中国艺术在发热的背后,其发展是完全不成熟的,甚至可以说发展的成熟度还比不上亚洲的其他国家,现在回落下来一方面是一个客观现实,另一方面我们也可以痛定思痛,借机看清楚真实的中国当代艺术市场在哪里,而不是被拍卖行的几个价格所迷惑,过度炒作的不是一个客观买卖。当然在西方这种现象也有,但在西方的拍卖它有一个法律的程序、体制程序,而在中国这些程序都没有或者说不完善,所以可以漫天铺地的做。经过金融危机,中国市场可能会回到2004年那个阶段,也就是在飙升的那个阶段之前。

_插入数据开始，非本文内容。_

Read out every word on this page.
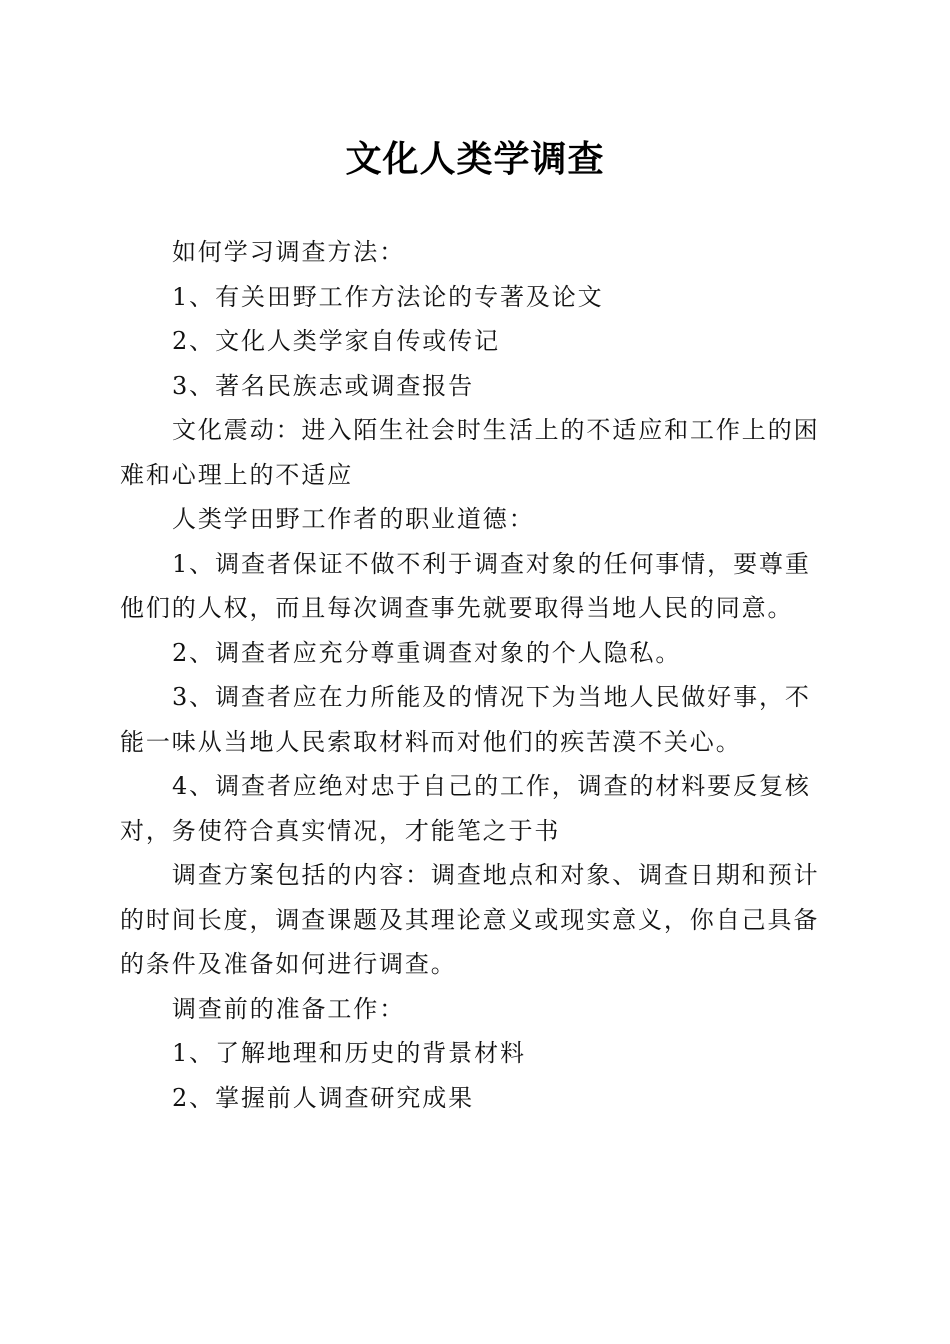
文化人类学调查

如何学习调查方法：

1、有关田野工作方法论的专著及论文

2、文化人类学家自传或传记

3、著名民族志或调查报告

文化震动：进入陌生社会时生活上的不适应和工作上的困难和心理上的不适应

人类学田野工作者的职业道德：

1、调查者保证不做不利于调查对象的任何事情，要尊重他们的人权，而且每次调查事先就要取得当地人民的同意。

2、调查者应充分尊重调查对象的个人隐私。

3、调查者应在力所能及的情况下为当地人民做好事，不能一味从当地人民索取材料而对他们的疾苦漠不关心。

4、调查者应绝对忠于自己的工作，调查的材料要反复核对，务使符合真实情况，才能笔之于书

调查方案包括的内容：调查地点和对象、调查日期和预计的时间长度，调查课题及其理论意义或现实意义，你自己具备的条件及准备如何进行调查。

调查前的准备工作：

1、了解地理和历史的背景材料

2、掌握前人调查研究成果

记者:大家都在反省当代艺术的过分炒作,现在这个弊端表现得更明显了。
谷文达:我是感觉这里面有很多误导,因为操作人本身就没有一个科学的手段,或者说没有相关的法律、体制的概念。像西方的拍卖经过了很长时间的发展,他们在操作的过程中会考虑前因后果,而我们没有这个经验,不考虑后果,只要达到一个既定的效果就行。都是互相在误导,可能是买了一大堆高价的东西,现在一张都推销不出去了,有的还是贷款买的,就像买股票一样,这不都是问题吗?但现在这个状况是一个真实的情况,情况未必会雪上加霜,或者说市场一下就没有了,这也不可能,市场还在走,也用不着担心。
记者:你作品的藏家一般都是什么层面的?
谷文达:基本上都是基金会、博物馆,博物馆的藏品基本上都是董事会买了捐给博物馆的,基本在一个良好的状态。其实艺术家一般有两种,一种是面向市场的,比如比较商业的架上绘画,这里面的作品又分两种:一种是严肃的探索性比较强的架上绘画,还有一种纯粹为市场服务的架上绘画。它们都比较容易进入一般的普通市场,因为架上绘画还是比较容易为一般的人所理解。另外还有一种艺术家,他们的作品不像绘画,一般的老百姓是不会接受的。我的作品很少有普通的买家,一个是规模大,一个是有争议性,买家基本上都是专业水平比较高的藏家或者是博物馆。